By Debra J. Saunders

Hillary Clinton and Donald Trump are about to choose running mates. I don’t know whom they’ll pick, but I hope that one or both picks a military veteran. The next president will inherit war zones in the Middle East and Afghanistan, yet neither major party’s front-runner can boast military chops. In the last century, military service was considered an important part of a portfolio for a would-be commander in chief. After all, how can a president send others into battle when he has not seen combat himself? Military service hasn’t been mandatory in a president, nor should it be, but certainly it is preferable.

In 1992, Bill Clinton won the White House despite his legal evasion of the draft. Smartly, Clinton balanced his ticket by choosing as his running mate Sen. Al Gore, D-Tenn. While Gore’s Harvard classmates found ways to avoid serving in Vietnam, this senator’s son had enlisted in the Army and served five months in Vietnam.

In 2000, Democrats dismissed George W. Bush’s service as a pilot in the Air National Guard as akin to draft evasion. It wasn’t. But Bush didn’t help himself on that score when he chose as his running mate Dick Cheney, a former defense secretary who enjoyed five draft deferments during the Vietnam War. In 2004, Sen. Frank Lautenberg, D-N.J., branded Cheney a “chicken hawk” because the veep was a hawk on the Iraq War.

You don’t hear “chicken hawk” often these days, even though President Obama never served in the military. Vice President Joe Biden enjoyed five student draft deferments during Vietnam and the no-military-experience Obama administration has continued to engage the U.S. military from Libya to Afghanistan. In 2009, I took a gander at Obama’s first Cabinet and found that members were three times more likely to be law-school grads than veterans.

Law school is the new boot camp. Party elites prefer academia to the military. In the 2016 Democratic presidential primary, only one candidate, former Sen. James Webb of Virginia, served in the military. Hillary Clinton claims she once looked into joining the Marines, but she never did. Like former Maryland Gov. Martin O’Malley, she graduated law school. Sen. Bernie Sanders of Vermont and former Rhode Island Gov. Lincoln Chafee never enlisted.

In a GOP field rich with foreign-policy hawks, only Sen.
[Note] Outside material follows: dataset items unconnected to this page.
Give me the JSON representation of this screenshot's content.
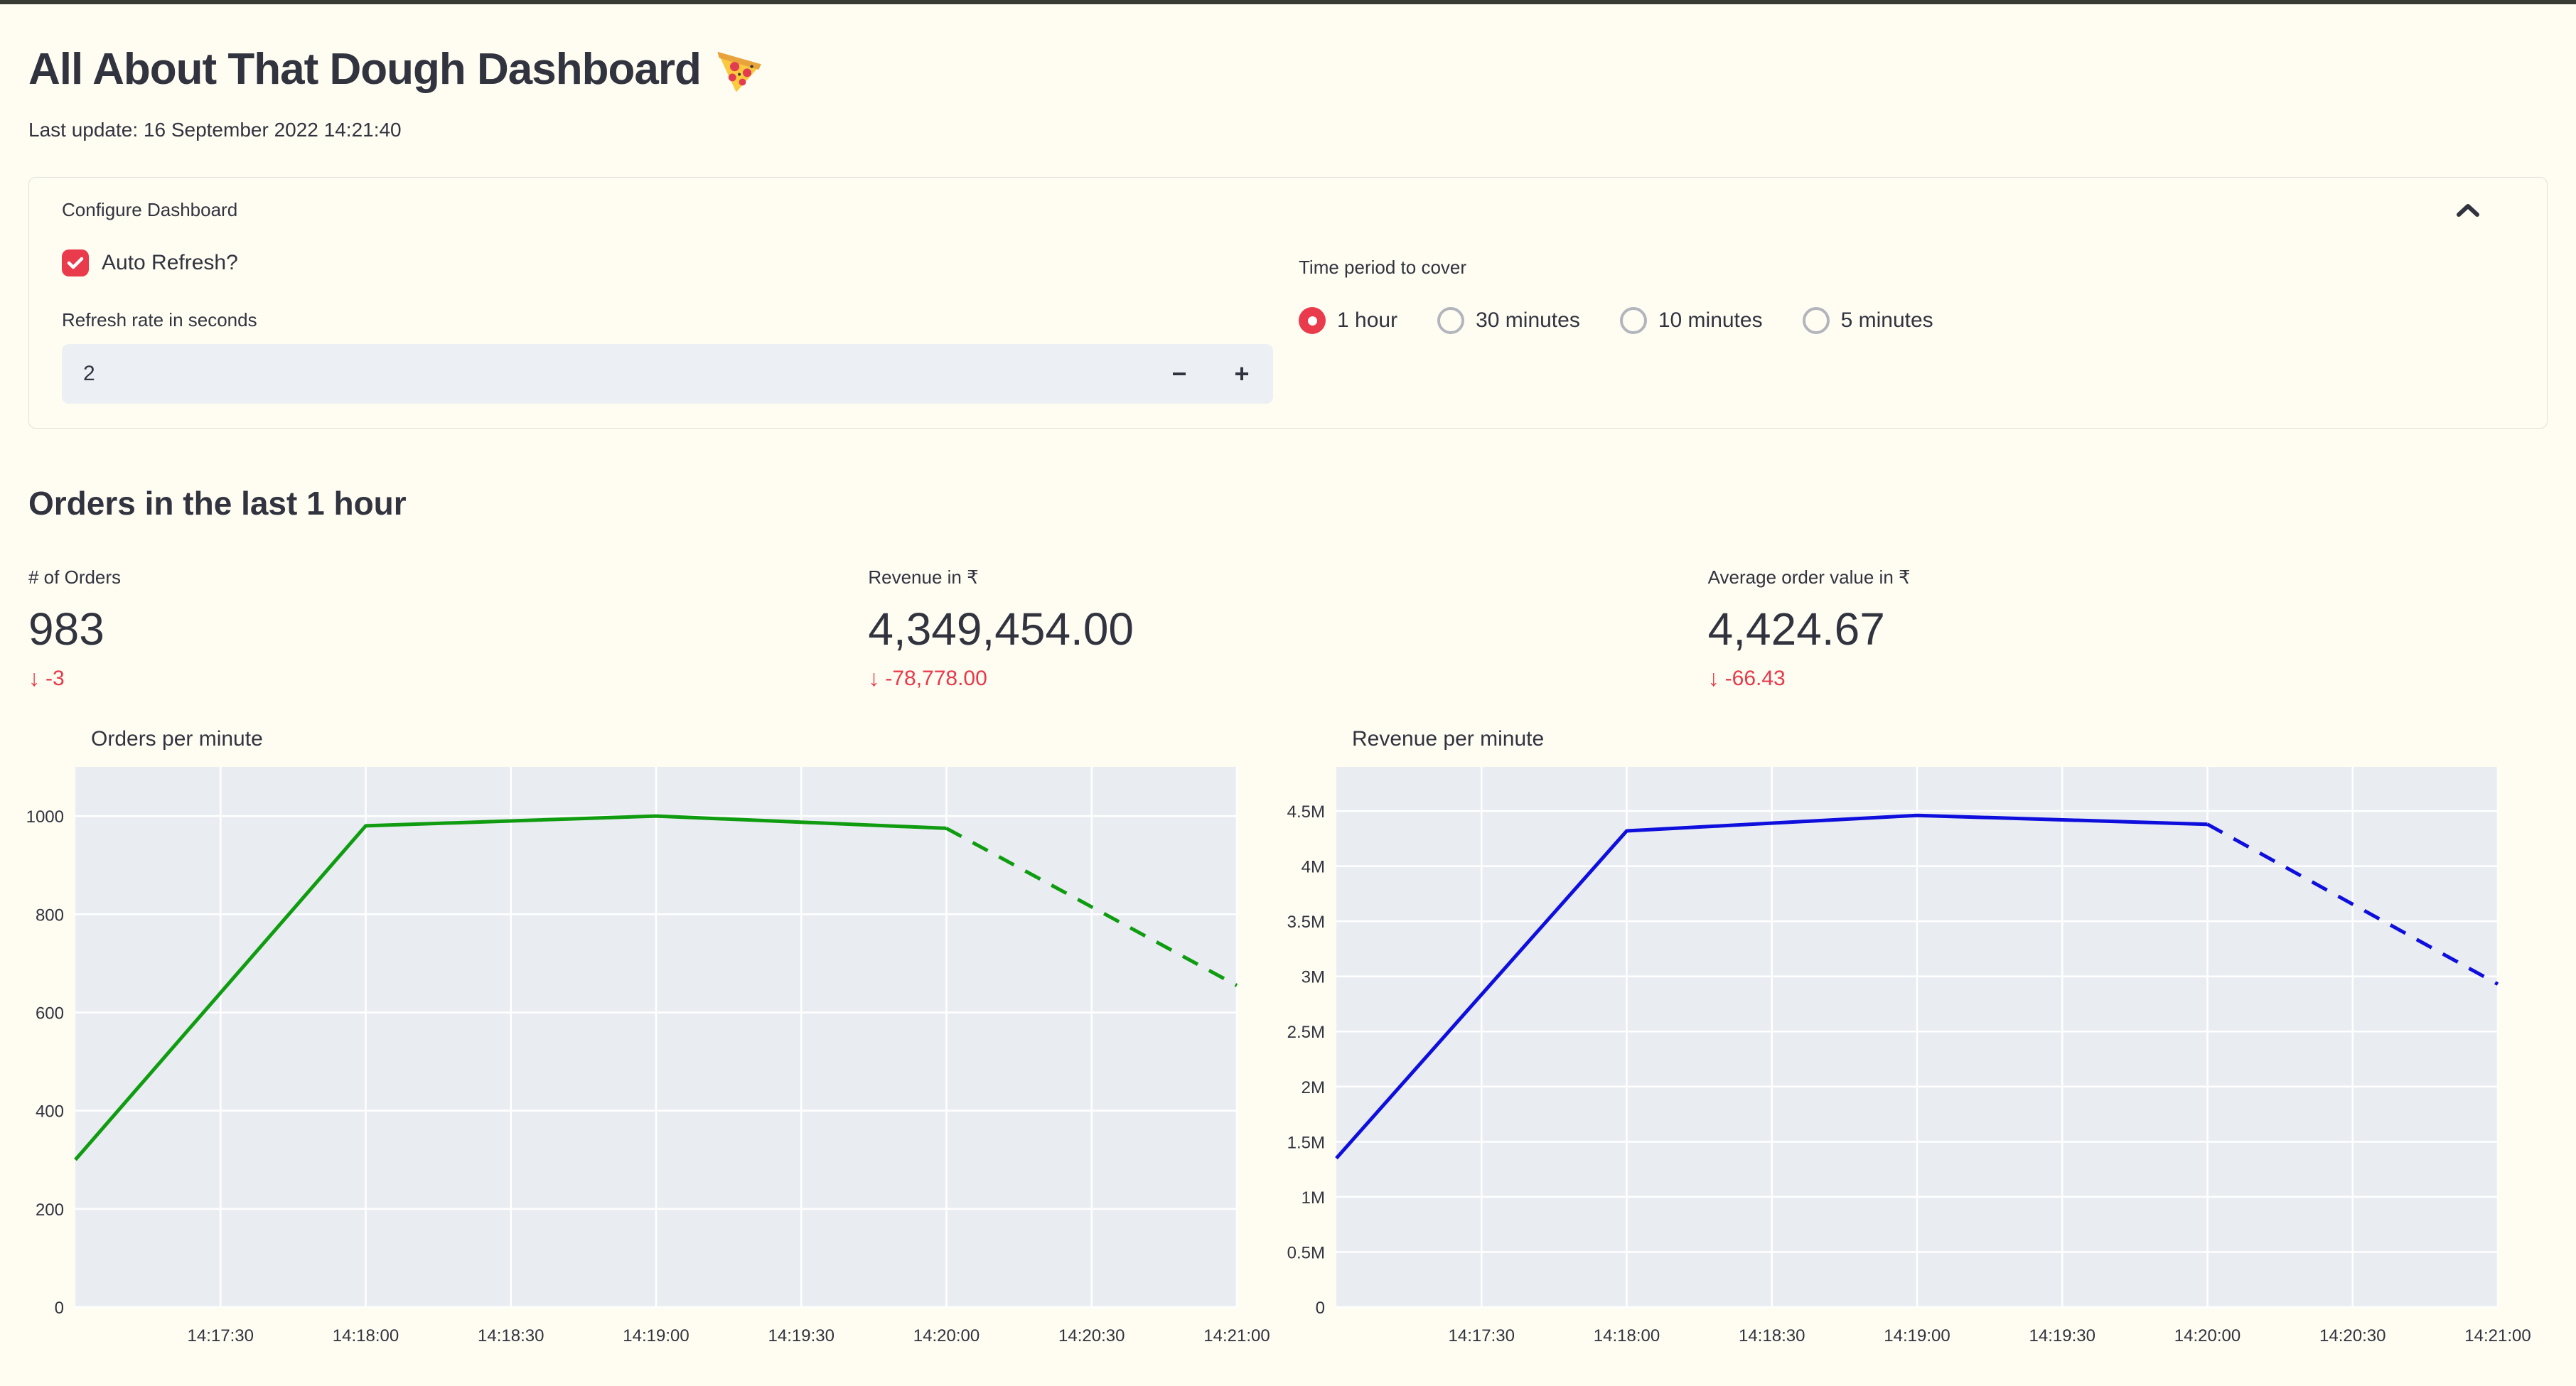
{
  "page": {
    "bg": "#fffdf2",
    "top_strip_color": "#3a3a34",
    "text_color": "#31333f",
    "accent_red": "#e93b4b",
    "delta_red": "#e8394a"
  },
  "header": {
    "title": "All About That Dough Dashboard",
    "title_icon": "pizza-slice",
    "last_update": "Last update: 16 September 2022 14:21:40"
  },
  "configure": {
    "title": "Configure Dashboard",
    "collapse_icon": "chevron-up",
    "auto_refresh_label": "Auto Refresh?",
    "auto_refresh_checked": true,
    "refresh_rate_label": "Refresh rate in seconds",
    "refresh_rate_value": "2",
    "minus_glyph": "−",
    "plus_glyph": "+",
    "time_period_label": "Time period to cover",
    "time_period_options": [
      {
        "label": "1 hour",
        "selected": true
      },
      {
        "label": "30 minutes",
        "selected": false
      },
      {
        "label": "10 minutes",
        "selected": false
      },
      {
        "label": "5 minutes",
        "selected": false
      }
    ]
  },
  "section": {
    "heading": "Orders in the last 1 hour"
  },
  "icons": {
    "arrow_down": "↓"
  },
  "metrics": [
    {
      "label": "# of Orders",
      "value": "983",
      "delta": "-3",
      "direction": "down"
    },
    {
      "label": "Revenue in ₹",
      "value": "4,349,454.00",
      "delta": "-78,778.00",
      "direction": "down"
    },
    {
      "label": "Average order value in ₹",
      "value": "4,424.67",
      "delta": "-66.43",
      "direction": "down"
    }
  ],
  "chart_data": [
    {
      "type": "line",
      "title": "Orders per minute",
      "line_color": "#109c10",
      "bg": "#e9edf2",
      "grid": true,
      "ylim": [
        0,
        1100
      ],
      "y_ticks": [
        {
          "v": 0,
          "label": "0"
        },
        {
          "v": 200,
          "label": "200"
        },
        {
          "v": 400,
          "label": "400"
        },
        {
          "v": 600,
          "label": "600"
        },
        {
          "v": 800,
          "label": "800"
        },
        {
          "v": 1000,
          "label": "1000"
        }
      ],
      "x_tick_labels": [
        "14:17:30",
        "14:18:00",
        "14:18:30",
        "14:19:00",
        "14:19:30",
        "14:20:00",
        "14:20:30",
        "14:21:00"
      ],
      "x_tick_fracs": [
        0.125,
        0.25,
        0.375,
        0.5,
        0.625,
        0.75,
        0.875,
        1.0
      ],
      "points": [
        {
          "x": 0.0,
          "time": "14:17:00",
          "y": 300
        },
        {
          "x": 0.25,
          "time": "14:18:00",
          "y": 980
        },
        {
          "x": 0.5,
          "time": "14:19:00",
          "y": 1000
        },
        {
          "x": 0.75,
          "time": "14:20:00",
          "y": 975
        },
        {
          "x": 1.0,
          "time": "14:21:00",
          "y": 655
        }
      ],
      "dashed_from_index": 3
    },
    {
      "type": "line",
      "title": "Revenue per minute",
      "line_color": "#0e0edd",
      "bg": "#e9edf2",
      "grid": true,
      "ylim": [
        0,
        4900000
      ],
      "y_ticks": [
        {
          "v": 0,
          "label": "0"
        },
        {
          "v": 500000,
          "label": "0.5M"
        },
        {
          "v": 1000000,
          "label": "1M"
        },
        {
          "v": 1500000,
          "label": "1.5M"
        },
        {
          "v": 2000000,
          "label": "2M"
        },
        {
          "v": 2500000,
          "label": "2.5M"
        },
        {
          "v": 3000000,
          "label": "3M"
        },
        {
          "v": 3500000,
          "label": "3.5M"
        },
        {
          "v": 4000000,
          "label": "4M"
        },
        {
          "v": 4500000,
          "label": "4.5M"
        }
      ],
      "x_tick_labels": [
        "14:17:30",
        "14:18:00",
        "14:18:30",
        "14:19:00",
        "14:19:30",
        "14:20:00",
        "14:20:30",
        "14:21:00"
      ],
      "x_tick_fracs": [
        0.125,
        0.25,
        0.375,
        0.5,
        0.625,
        0.75,
        0.875,
        1.0
      ],
      "points": [
        {
          "x": 0.0,
          "time": "14:17:00",
          "y": 1350000
        },
        {
          "x": 0.25,
          "time": "14:18:00",
          "y": 4320000
        },
        {
          "x": 0.5,
          "time": "14:19:00",
          "y": 4460000
        },
        {
          "x": 0.75,
          "time": "14:20:00",
          "y": 4380000
        },
        {
          "x": 1.0,
          "time": "14:21:00",
          "y": 2930000
        }
      ],
      "dashed_from_index": 3
    }
  ]
}
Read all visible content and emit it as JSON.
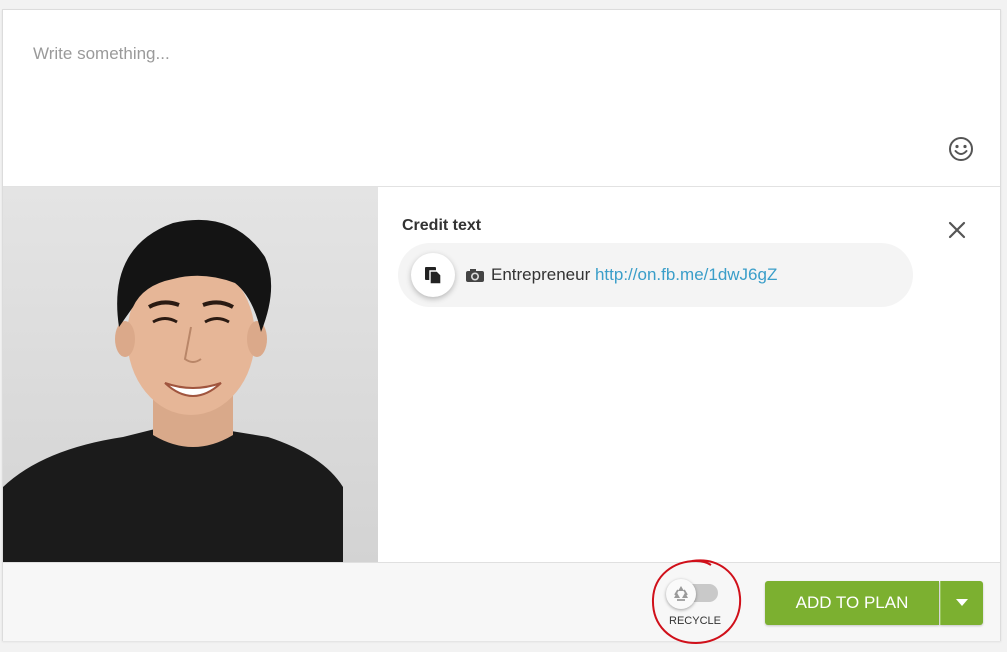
{
  "composer": {
    "placeholder": "Write something..."
  },
  "credit": {
    "title": "Credit text",
    "label": "Entrepreneur",
    "link": "http://on.fb.me/1dwJ6gZ"
  },
  "footer": {
    "recycle_label": "RECYCLE",
    "recycle_enabled": false,
    "add_to_plan_label": "ADD TO PLAN"
  },
  "colors": {
    "accent": "#7cb030",
    "link": "#3a9ec9",
    "annotation": "#d0101a"
  }
}
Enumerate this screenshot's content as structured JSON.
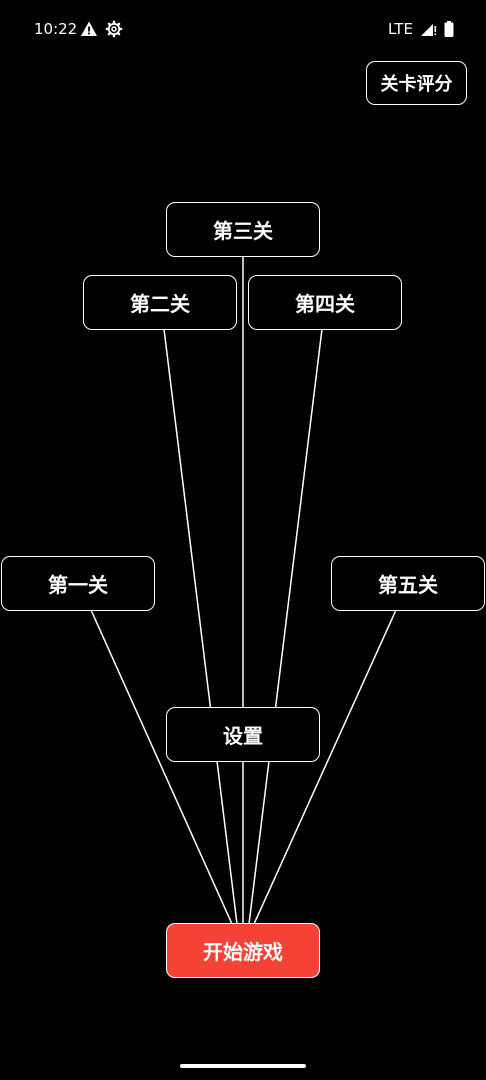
{
  "status_bar": {
    "time": "10:22",
    "network": "LTE",
    "icons": [
      "warning-icon",
      "gear-icon",
      "signal-icon",
      "battery-icon"
    ]
  },
  "header": {
    "rating_label": "关卡评分"
  },
  "level_map": {
    "levels": [
      {
        "id": 1,
        "label": "第一关"
      },
      {
        "id": 2,
        "label": "第二关"
      },
      {
        "id": 3,
        "label": "第三关"
      },
      {
        "id": 4,
        "label": "第四关"
      },
      {
        "id": 5,
        "label": "第五关"
      }
    ],
    "settings_label": "设置",
    "start_label": "开始游戏"
  },
  "colors": {
    "background": "#000000",
    "foreground": "#ffffff",
    "start_button": "#f44336"
  }
}
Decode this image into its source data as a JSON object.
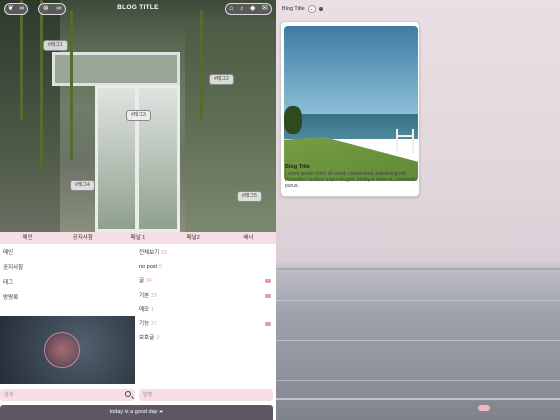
{
  "header": {
    "blog_title": "BLOG TITLE",
    "left_pill_icons": [
      "leaf-icon",
      "link-icon"
    ],
    "right_pill_icons": [
      "home-icon",
      "bell-icon",
      "tag-icon",
      "mail-icon"
    ]
  },
  "photo_tags": [
    "#태그1",
    "#태그2",
    "#태그3",
    "#태그4",
    "#태그5"
  ],
  "nav": {
    "items": [
      "메인",
      "공지사항",
      "패널 1",
      "패널2",
      "배너"
    ]
  },
  "menu_left": [
    "메인",
    "공지사항",
    "태그",
    "방명록"
  ],
  "categories": [
    {
      "label": "전체보기",
      "count": "53"
    },
    {
      "label": "no post",
      "count": "0"
    },
    {
      "label": "글",
      "count": "24"
    },
    {
      "label": "기본",
      "count": "23"
    },
    {
      "label": "메모",
      "count": "1"
    },
    {
      "label": "기능",
      "count": "27"
    },
    {
      "label": "보호글",
      "count": "3"
    }
  ],
  "search": {
    "placeholder": "검색"
  },
  "guestbook": {
    "placeholder": "방명"
  },
  "footer": {
    "text": "today is a good day ⏶"
  },
  "right": {
    "blog_title_label": "Blog Title",
    "card": {
      "title": "Blog Title",
      "description": "Lorem ipsum dolor sit amet, consectetur adipiscing elit. Phasellus facilisis turpis feugiat, tristique enim et, commodo purus."
    }
  },
  "colors": {
    "accent_pink": "#f7dde4",
    "footer_bg": "#5d5862",
    "count_pink": "#e89aa8"
  }
}
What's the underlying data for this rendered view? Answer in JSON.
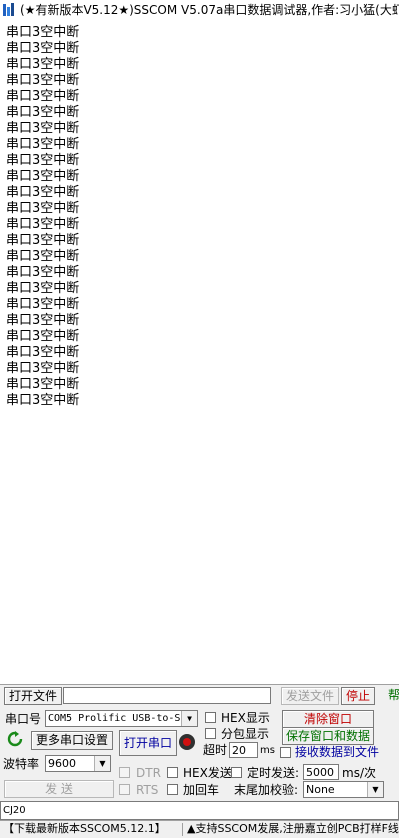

Lindsey Graham and former Texas Gov. Rick Perry served in the military. Front-runner Donald Trump once told a biographer “(I) always felt I was in the military” because he attended a military boarding school for five years. Really.

The Los Angeles Times published a list of likely running mates Monday. Among the GOP possibles, only two — Sens. Jeff Sessions of Alabama and Tom Cotton of Arkansas — served in the military. Both are lawyers. Former House Speaker Newt Gingrich, New Jersey Gov. Chris Christie, Indiana Gov. Mike Pence and Oklahoma Gov. Mary Fallin did not. Team Trump leaked that The Donald might pick retired Lt. Gen. Michael T. Flynn. Flynn’s a registered Democrat, but at least law school was not his boot camp.

Not one Democrat on the Times’ short list is a vet. All of the short-list Dems — Housing and Urban Development Secretary Julian Castro and Labor Secretary Tom Perez, and Sens.Cory Booker of New Jersey, Sherrod Brown of Ohio, Tim Kaine of Virginia and Elizabeth Warren, of Massachusetts — went to law or graduate school. Whether they’ll be called chicken hawks is unclear. But if the experts are right about likely picks, most will have begun their careers barking orders and never had to learn how to salute.